00:00Alors Sébastien Lecornu a dit non à l'ISF et pourtant vous, vous plaidiez pour un ISF light ou en tout cas un néo-ISF.
00:10Est-ce que vous regrettez sa décision ?
00:15Écoutez, je prends acte de ce qu'il a dit. D'abord, bonsoir.
00:18Merci.
00:19Et je prends acte aussi du fait qu'il a dit que dans le même temps, c'était le Parlement qui aurait le dernier mot.
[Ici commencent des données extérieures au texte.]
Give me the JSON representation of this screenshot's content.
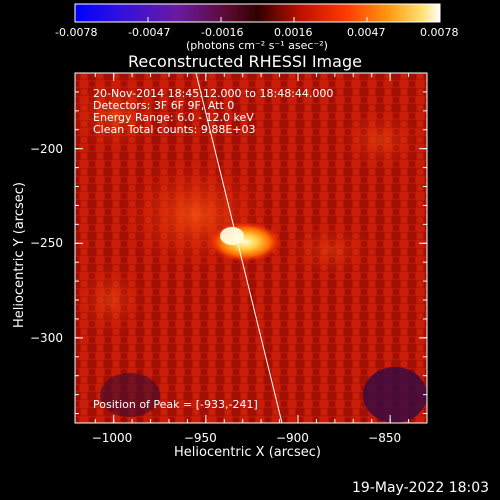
{
  "colorbar": {
    "tick_labels": [
      "-0.0078",
      "-0.0047",
      "-0.0016",
      "0.0016",
      "0.0047",
      "0.0078"
    ],
    "unit_label": "(photons cm⁻² s⁻¹ asec⁻²)"
  },
  "image": {
    "title": "Reconstructed RHESSI Image",
    "info_lines": [
      "20-Nov-2014 18:45:12.000 to 18:48:44.000",
      "Detectors: 3F 6F 9F, Att 0",
      "Energy Range: 6.0 - 12.0 keV",
      "Clean    Total counts: 9.88E+03"
    ],
    "peak_label": "Position of Peak = [-933,-241]",
    "xlabel": "Heliocentric X (arcsec)",
    "ylabel": "Heliocentric Y (arcsec)",
    "x_ticks": [
      "−1000",
      "−950",
      "−900",
      "−850"
    ],
    "y_ticks": [
      "−200",
      "−250",
      "−300"
    ],
    "x_tick_values": [
      -1000,
      -950,
      -900,
      -850
    ],
    "y_tick_values": [
      -200,
      -250,
      -300
    ],
    "xlim": [
      -1021,
      -830
    ],
    "ylim": [
      -345,
      -160
    ],
    "peak_position": [
      -933,
      -241
    ],
    "colors": {
      "background": "#000000",
      "text": "#ffffff"
    }
  },
  "footer": {
    "timestamp": "19-May-2022 18:03"
  }
}
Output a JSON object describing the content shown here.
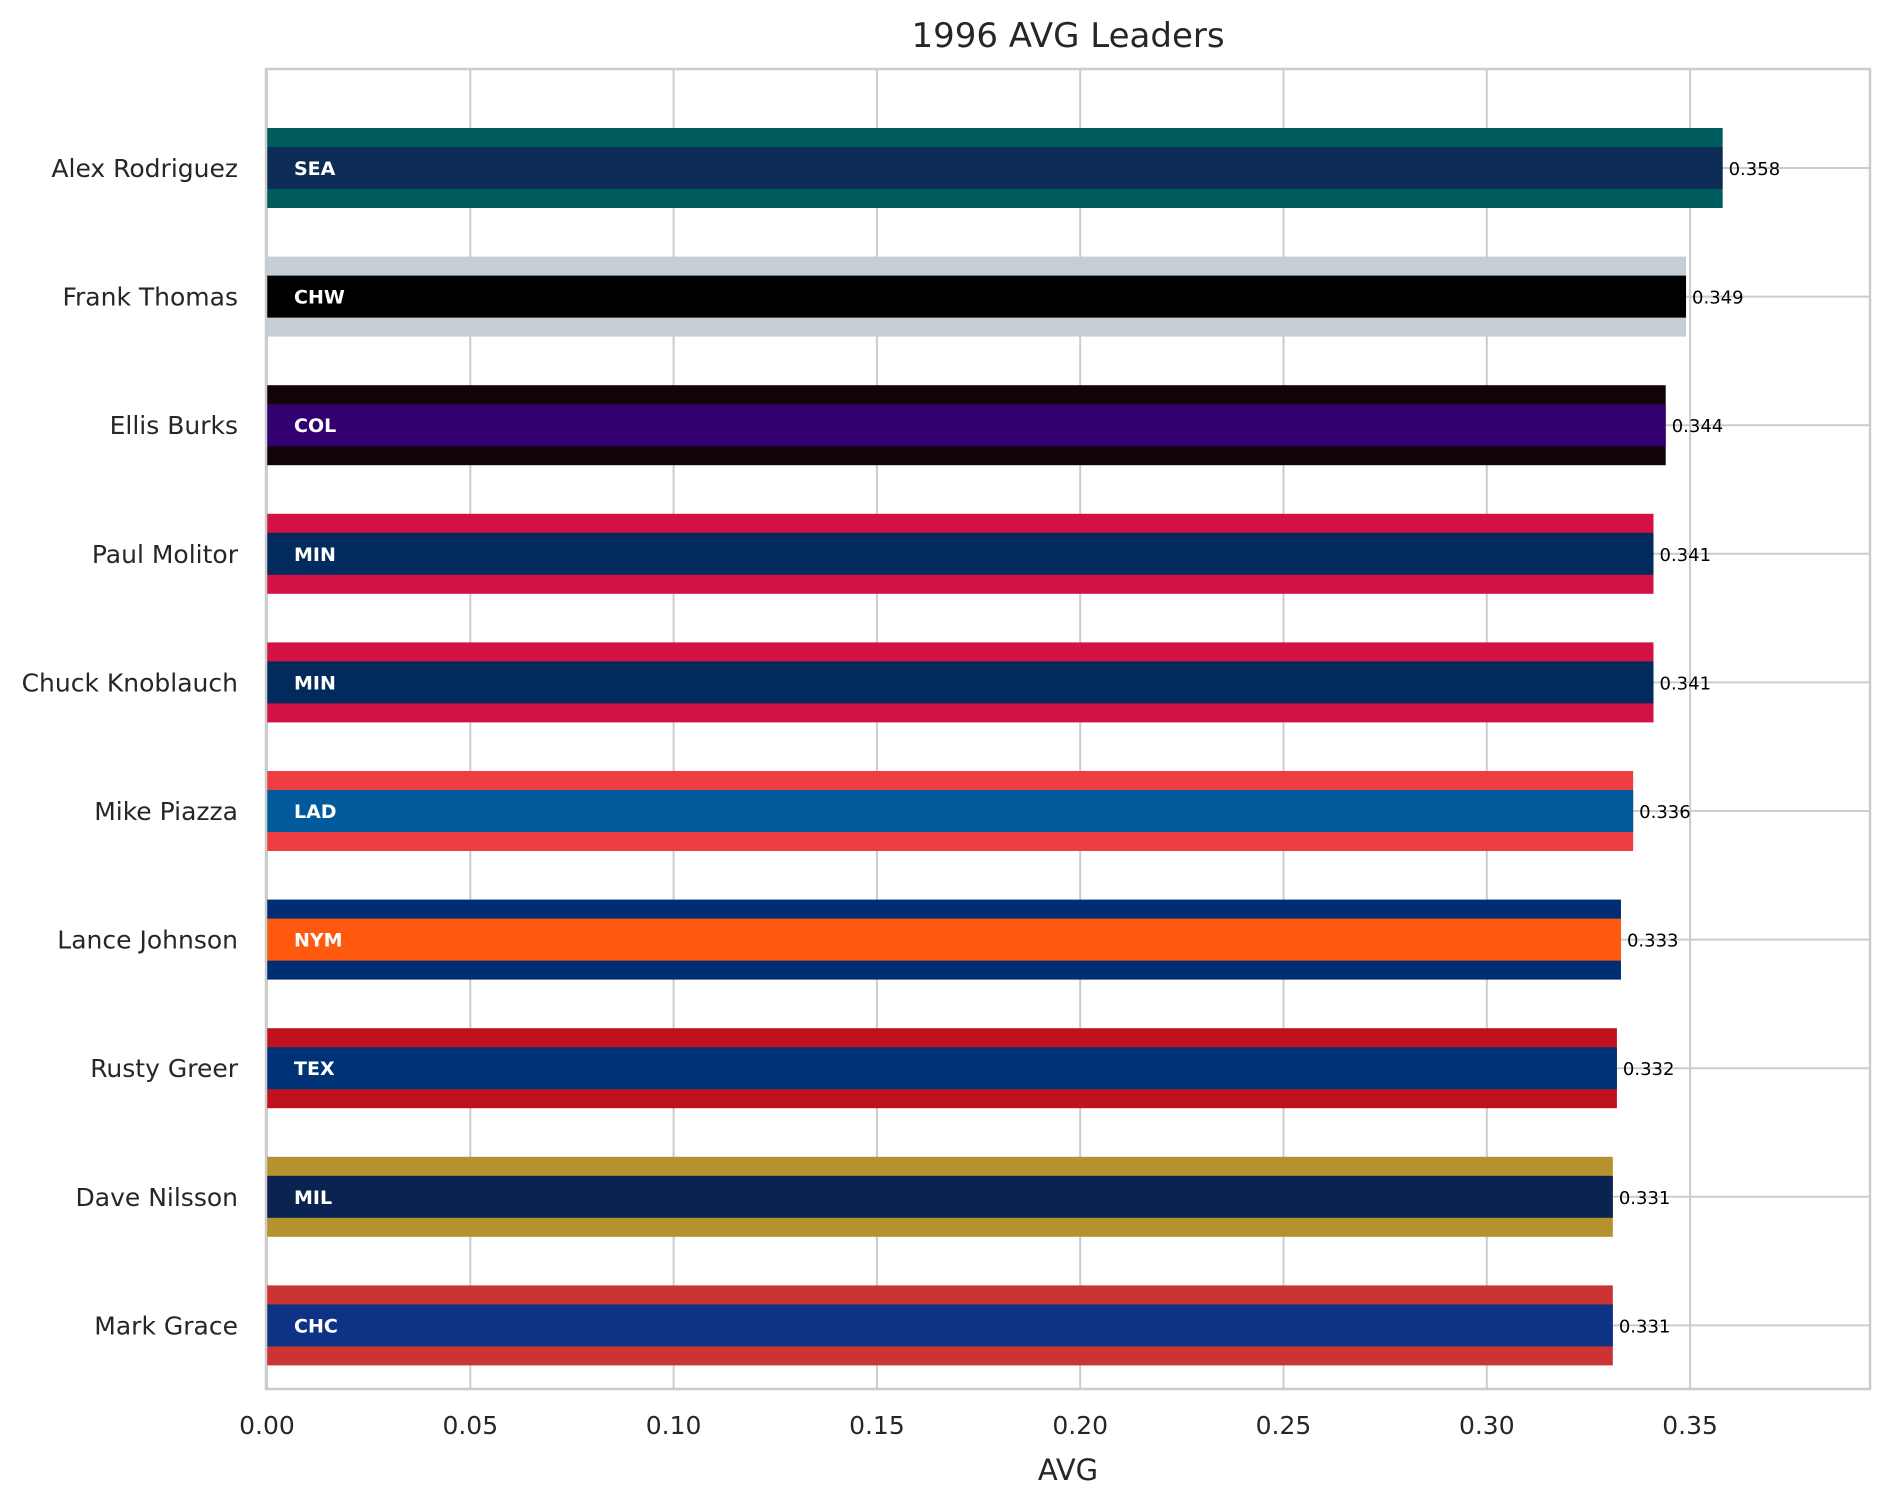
{
  "chart_data": {
    "type": "bar",
    "orientation": "horizontal",
    "title": "1996 AVG Leaders",
    "xlabel": "AVG",
    "ylabel": "",
    "xlim": [
      0,
      0.394
    ],
    "xticks": [
      "0.00",
      "0.05",
      "0.10",
      "0.15",
      "0.20",
      "0.25",
      "0.30",
      "0.35"
    ],
    "grid": true,
    "categories": [
      "Alex Rodriguez",
      "Frank Thomas",
      "Ellis Burks",
      "Paul Molitor",
      "Chuck Knoblauch",
      "Mike Piazza",
      "Lance Johnson",
      "Rusty Greer",
      "Dave Nilsson",
      "Mark Grace"
    ],
    "values": [
      0.358,
      0.349,
      0.344,
      0.341,
      0.341,
      0.336,
      0.333,
      0.332,
      0.331,
      0.331
    ],
    "value_labels": [
      "0.358",
      "0.349",
      "0.344",
      "0.341",
      "0.341",
      "0.336",
      "0.333",
      "0.332",
      "0.331",
      "0.331"
    ],
    "teams": [
      "SEA",
      "CHW",
      "COL",
      "MIN",
      "MIN",
      "LAD",
      "NYM",
      "TEX",
      "MIL",
      "CHC"
    ],
    "outer_colors": [
      "#005c5c",
      "#c4ced4",
      "#120309",
      "#d31145",
      "#d31145",
      "#ef3e42",
      "#002d72",
      "#c0111f",
      "#b6922e",
      "#cc3433"
    ],
    "inner_colors": [
      "#0c2c56",
      "#000000",
      "#33006f",
      "#002b5c",
      "#002b5c",
      "#005a9c",
      "#ff5910",
      "#003278",
      "#0a2351",
      "#0e3386"
    ]
  }
}
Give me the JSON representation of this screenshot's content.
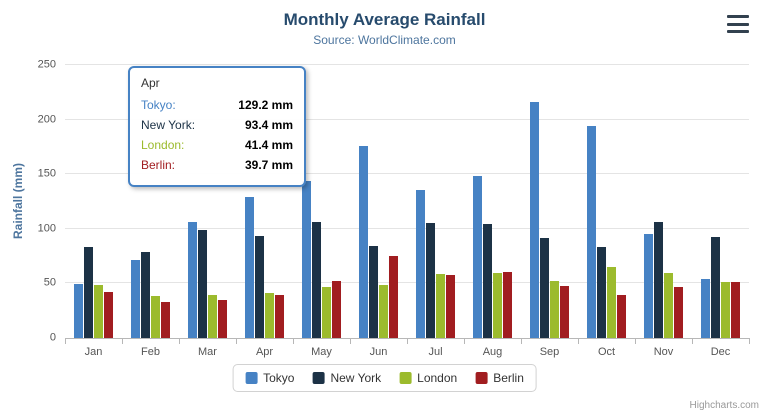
{
  "header": {
    "title": "Monthly Average Rainfall",
    "subtitle": "Source: WorldClimate.com"
  },
  "yaxis": {
    "title": "Rainfall (mm)"
  },
  "chart_data": {
    "type": "bar",
    "title": "Monthly Average Rainfall",
    "subtitle": "Source: WorldClimate.com",
    "categories": [
      "Jan",
      "Feb",
      "Mar",
      "Apr",
      "May",
      "Jun",
      "Jul",
      "Aug",
      "Sep",
      "Oct",
      "Nov",
      "Dec"
    ],
    "series": [
      {
        "name": "Tokyo",
        "color": "#4682c4",
        "values": [
          49.9,
          71.5,
          106.4,
          129.2,
          144.0,
          176.0,
          135.6,
          148.5,
          216.4,
          194.1,
          95.6,
          54.4
        ]
      },
      {
        "name": "New York",
        "color": "#1c3246",
        "values": [
          83.6,
          78.8,
          98.5,
          93.4,
          106.0,
          84.5,
          105.0,
          104.3,
          91.2,
          83.5,
          106.6,
          92.3
        ]
      },
      {
        "name": "London",
        "color": "#9cbb2d",
        "values": [
          48.9,
          38.8,
          39.3,
          41.4,
          47.0,
          48.3,
          59.0,
          59.6,
          52.4,
          65.2,
          59.3,
          51.2
        ]
      },
      {
        "name": "Berlin",
        "color": "#a11d20",
        "values": [
          42.4,
          33.2,
          34.5,
          39.7,
          52.6,
          75.5,
          57.4,
          60.4,
          47.6,
          39.1,
          46.8,
          51.1
        ]
      }
    ],
    "xlabel": "",
    "ylabel": "Rainfall (mm)",
    "ylim": [
      0,
      250
    ],
    "yticks": [
      0,
      50,
      100,
      150,
      200,
      250
    ],
    "grid": true,
    "legend_position": "bottom"
  },
  "tooltip": {
    "header": "Apr",
    "border_color": "#4682c4",
    "rows": [
      {
        "name": "Tokyo:",
        "value": "129.2 mm"
      },
      {
        "name": "New York:",
        "value": "93.4 mm"
      },
      {
        "name": "London:",
        "value": "41.4 mm"
      },
      {
        "name": "Berlin:",
        "value": "39.7 mm"
      }
    ]
  },
  "legend": {
    "items": [
      "Tokyo",
      "New York",
      "London",
      "Berlin"
    ]
  },
  "credits": "Highcharts.com"
}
00:24Donc je prends au mot d'une certaine façon cette volonté que je salue de laisser le Parlement travailler,
00:28d'essayer de trouver les voisins moyens, de faire la part de l'effort qui est l'effort de la réduction des dépenses,
00:33que l'essentiel du travail c'est la réduction des dépenses, mais par ailleurs d'essayer de trouver des mécanismes
00:38qui permettent de donner plus de justice à notre fiscalité.
00:41Et c'est pour ça que nous avons fait la proposition, pas nouvelle d'ailleurs pour dire les choses très clairement,
00:45qui date de 2017 chez nous, de faire en sorte que nous transformions l'impôt sur la fortune
00:49en quelque chose qui vienne fiscaliser la fortune improductive ou la rente pour dire les choses plus simplement.
00:55Et donc il me semble que c'est un chemin qui reste pour nous à travailler dans le cadre du débat budgétaire
01:00qui aura lieu, je l'espère, dans les semaines qui viennent.
01:02C'est un sujet à la fois de justice, de compréhension par les Français et d'acceptation par ailleurs
01:06d'un effort général dont on sait qu'il va être difficile.
01:10Alors je rappelle que vous allez être reçu lundi par le Premier ministre avec les autres leaders du Bloc central.
01:17Qu'est-ce que vous allez lui dire, Sébastien Lecornu ?
01:19Si on ne tend pas une main plus forte à la gauche, eh bien on va à la catastrophe.
01:26Je dis deux choses. La première, c'est qu'il faut qu'on voit clair sur la question des dépenses
01:30puisque j'ai entendu ce qu'a dit et lu ce qu'a dit Sébastien Lecornu, et je le salue,
01:34sur une trajectoire qui s'apparente de peu ou prou à la trajectoire qu'avait présentée François Bayrou
01:39en termes de déficit et donc de réduction de la dette.
01:42Donc il faut qu'on voit un peu où peuvent être les réductions de dépenses.
01:44Et puis deuxième élément, je vais lui dire que, effectivement, sur la fiscalité et sur d'autres sujets,
01:48je pense à la question du pouvoir d'achat, il y a peut-être des sujets sur lesquels on peut essayer de trouver des voies de convergence avec le Parti socialiste.
01:54Mais dans le même temps, je dis aussi au Parti socialiste,
01:57dans cette affaire-là, c'est trop sérieux pour faire semblant de vouloir un compromis.
02:01Je fais crédit à un certain nombre de socialistes, je crois, de vouloir trouver un compromis.
02:04Si on veut trouver un compromis, il faut que chacun fasse des pas les uns vers les autres.
02:08C'est dans ces conditions-là qu'on arrivera à le trouver.
02:09Donc c'est à la fois ce que doit dire le Premier ministre, ce que doit dire lui-même le Bloc central de ce qu'il est capable d'accepter.
02:15Et de ce que doit dire la gauche modérée en singulièrement les socialistes,
02:19de ce qu'ils peuvent accepter pour essayer de construire un budget.